Ok... (uh, yes...), but what does that mean???

Well, SIOC works with Variable declarations. Variables represent connections to the outside  world, such as FSUIPC offsets (your link with your aircraft in FS9/FSX), push buttons, switches, rotary switches, rotary encoders, led's, 7-segment display, servo's, and so on, or they represent internal program states or subroutines.

SIOC monitors the Variables connected to the outside world say 50 times per second in order to detect any changes in values. If a Variable gets another value, then (and only then!) the code in the body of the Variable, enclosed by curly brackets { }, is executed. This can cause another Variable to change value and so you may get a chain of events. Ideal for simulating the logics of an aircraft!

It is very important to understand this behavior of SIOC. One might call it the SIOC Golden Rule:

SIOC golden Rule

[sheet from a power point presentation by Opencockpits]

Jump to top of this page

SIOC window

If you start sioc.exe the SIOC window will pop up. Below is a screen shot of that window at my PC.SIOC window

The <IOCards> Module sub window should indicate Running.

The <FSUIPC> Module sub window gives information about use and status of FSUIPC. This depends on your setting in sioc.ini (see below); whether you have enabled FSUIPC or not. Note if you are not using FSUIPC offsets in your SIOC script you better disable FSUIPC.

The <IOCP> SERVER sub window gives information about the Host address ( and the Port (8092) over which an IOCP server that is build in SIOC, is available. My lekseecon program connects to this IOCP server to exchange information about the Variables in the SIOC program. In the LOG sub window you will find the message "IOCP Client Connected" as soon as lekseecon connects to SIOC. The actual number of Clients connected is indicated in the IOCP SERVER sub window.

The <IOCP> Client Modules #0 and #1. For almost all users these should be Disabled, don't pay much attention to it, just take the settings in your sioc.ini as I have (see below).

The Devices sub window tells you which Opencockpits USB cards SIOC has detected. At my PC it has detected my two USB expansion cards, my MCP module, my Chrono module, my IOCards-Keys card and my USB Outputs card.

The Line "IDX = 0 - USBexp V2 - Device = 35 " gives important information: it means that in my computer the (physical) Device number of this USB expansion card has got number 35. In the sioc.ini file you can specify the logical device number for the use of this device in SIOC (in this case 0). This logical number is used as parameter for the DEVICE attribute for SIOC variables. The link between the logical device number used in SIOC and the physical device number at my PC is defined in the sioc.ini file in the SIOC folder. Below a screen shot of -part of- my sioc.ini:


Let me explain the first line in the [MASTERS] block:


You see? By doing this we have linked DEVICE 0 to physica device 35 (as you can see in the SIOC main window). Be aware that if you unplug your USB card and plug it into another USB port you will get another number then 35 ... and you will have to update your sioc.ini. But the advantage of this concept is that you do not have to change your SIOC scripts.
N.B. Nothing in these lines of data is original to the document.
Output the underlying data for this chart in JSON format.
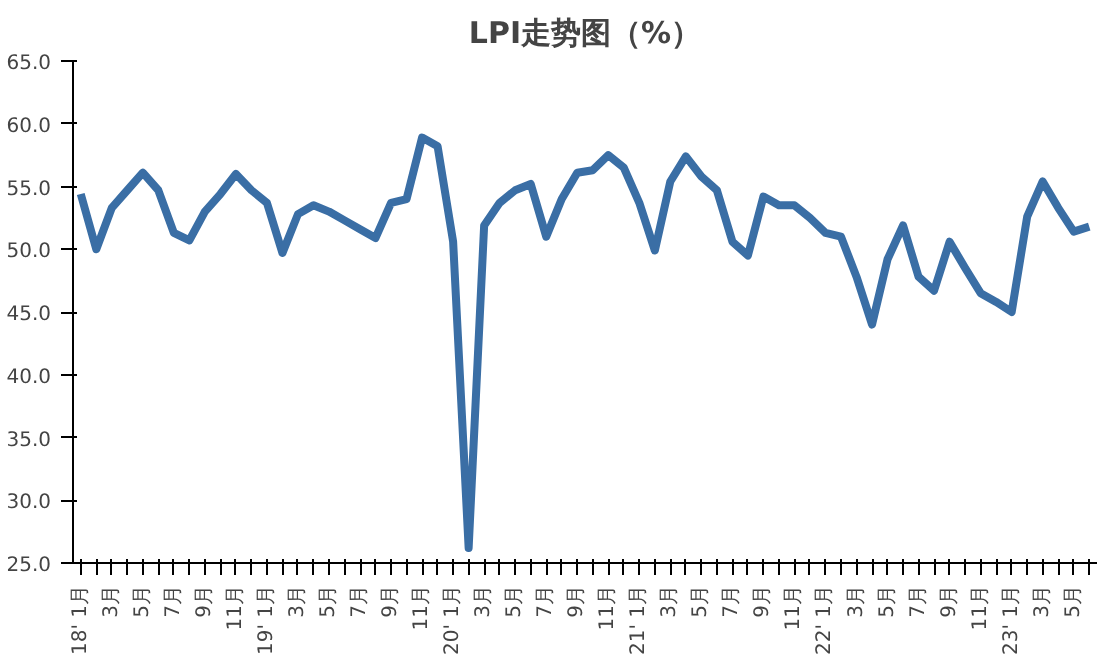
{
  "chart_data": {
    "type": "line",
    "title": "LPI走势图（%）",
    "categories": [
      "18' 1月",
      null,
      "3月",
      null,
      "5月",
      null,
      "7月",
      null,
      "9月",
      null,
      "11月",
      null,
      "19' 1月",
      null,
      "3月",
      null,
      "5月",
      null,
      "7月",
      null,
      "9月",
      null,
      "11月",
      null,
      "20' 1月",
      null,
      "3月",
      null,
      "5月",
      null,
      "7月",
      null,
      "9月",
      null,
      "11月",
      null,
      "21' 1月",
      null,
      "3月",
      null,
      "5月",
      null,
      "7月",
      null,
      "9月",
      null,
      "11月",
      null,
      "22' 1月",
      null,
      "3月",
      null,
      "5月",
      null,
      "7月",
      null,
      "9月",
      null,
      "11月",
      null,
      "23' 1月",
      null,
      "3月",
      null,
      "5月",
      null
    ],
    "series": [
      {
        "color": "#3a6ea5",
        "values": [
          54.4,
          50.0,
          53.3,
          54.7,
          56.1,
          54.7,
          51.3,
          50.7,
          53.0,
          54.4,
          56.0,
          54.7,
          53.7,
          49.7,
          52.8,
          53.5,
          53.0,
          52.3,
          51.6,
          50.9,
          53.7,
          54.0,
          58.9,
          58.2,
          50.6,
          26.2,
          51.9,
          53.7,
          54.7,
          55.2,
          51.0,
          54.0,
          56.1,
          56.3,
          57.5,
          56.5,
          53.7,
          49.9,
          55.4,
          57.4,
          55.8,
          54.7,
          50.6,
          49.5,
          54.2,
          53.5,
          53.5,
          52.5,
          51.3,
          51.0,
          47.8,
          44.0,
          49.2,
          51.9,
          47.8,
          46.7,
          50.6,
          48.5,
          46.5,
          45.8,
          45.0,
          52.6,
          55.4,
          53.3,
          51.4,
          51.8
        ]
      }
    ],
    "ylim": [
      25,
      65
    ],
    "yticks": [
      {
        "value": 25,
        "label": "25.0"
      },
      {
        "value": 30,
        "label": "30.0"
      },
      {
        "value": 35,
        "label": "35.0"
      },
      {
        "value": 40,
        "label": "40.0"
      },
      {
        "value": 45,
        "label": "45.0"
      },
      {
        "value": 50,
        "label": "50.0"
      },
      {
        "value": 55,
        "label": "55.0"
      },
      {
        "value": 60,
        "label": "60.0"
      },
      {
        "value": 65,
        "label": "65.0"
      }
    ],
    "grid": false
  }
}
More info about the DEVICE attribute in SIOC is given in this how-to example.

To get your settings right just start SIOC and write down the Device number(-s) detected. Then close SIOC, update your sioc.ini and start again.

The LOG sub window shows that SIOC has loaded and is running the script cockpit767.ssi.
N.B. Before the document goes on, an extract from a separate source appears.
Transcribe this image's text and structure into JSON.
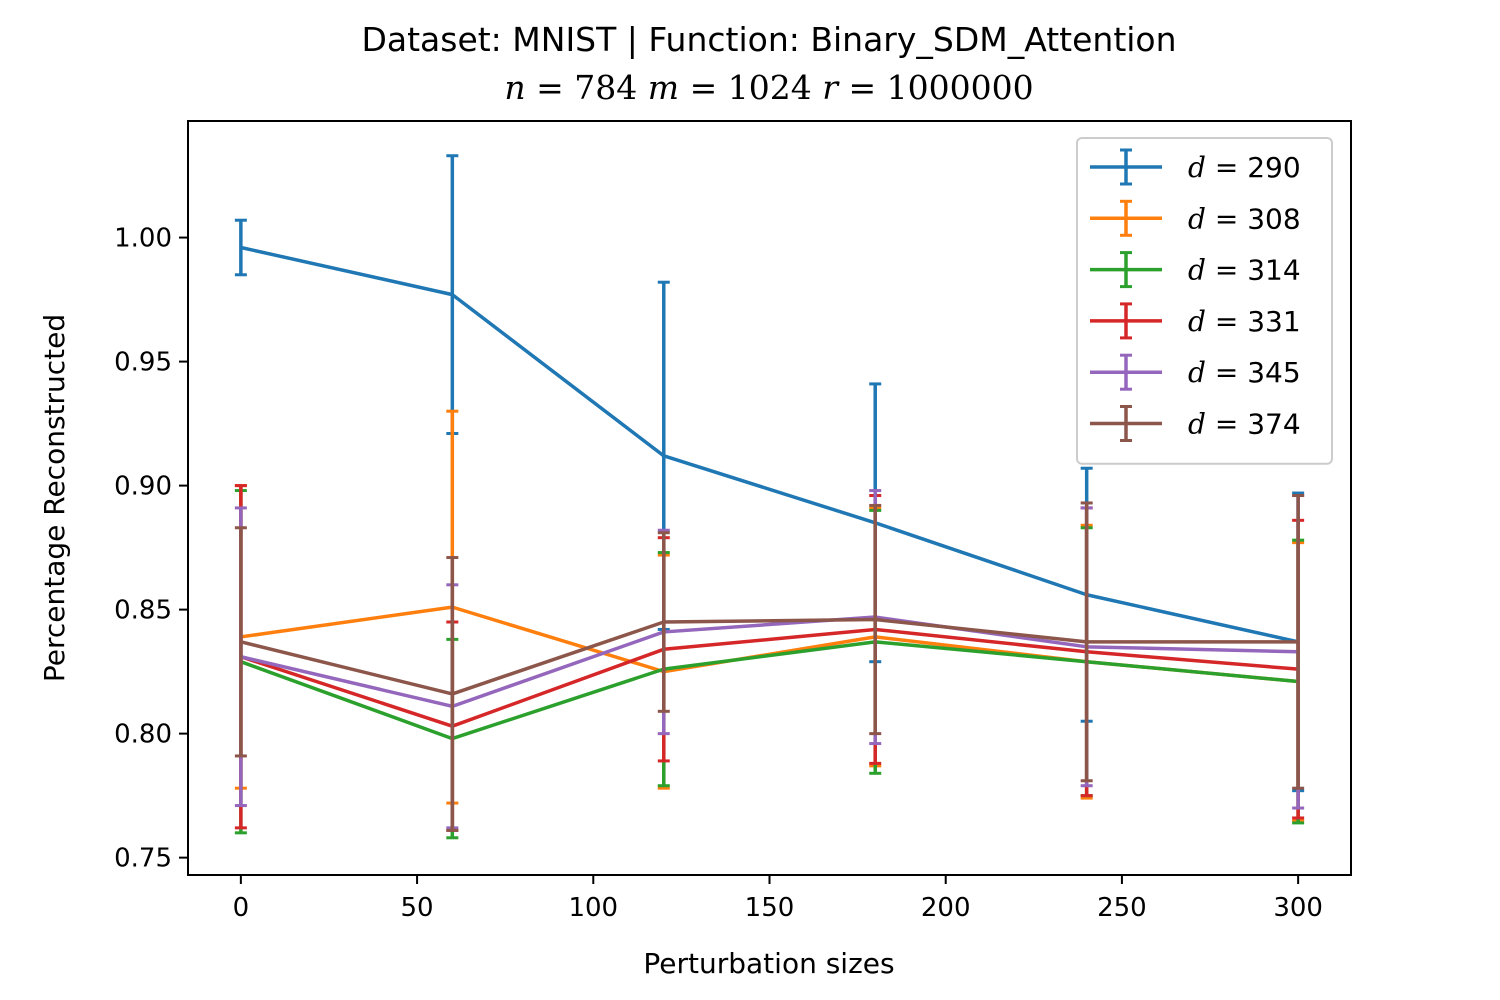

Finally the line E:\IOCards\SIOC\cockpit767.lst in the black rectangle at the bottom shows value of the CONFIG_SIOC parameter in sioc.ini. This parameter specifies the SIOC source that will be input to SIOC.exe. In this case cocpit767.lst is a file containing just the names of (lots of) SIOC scripts that together control my cockpit:


As SIOC starts it will first compile these scripts (takes about 2 seconds) and if there are no errors (indicated by File Compiled! in the LOG window) it will start executing.

Note that this .lst technique is different from the config_sioc approach where you pre-compile a script to a .ssi file. The .lst approach is particularly handy when you have a lot of already developed (finished) SIOC scripts and you only may want to make small changes or you may want to use (over time) different subsets.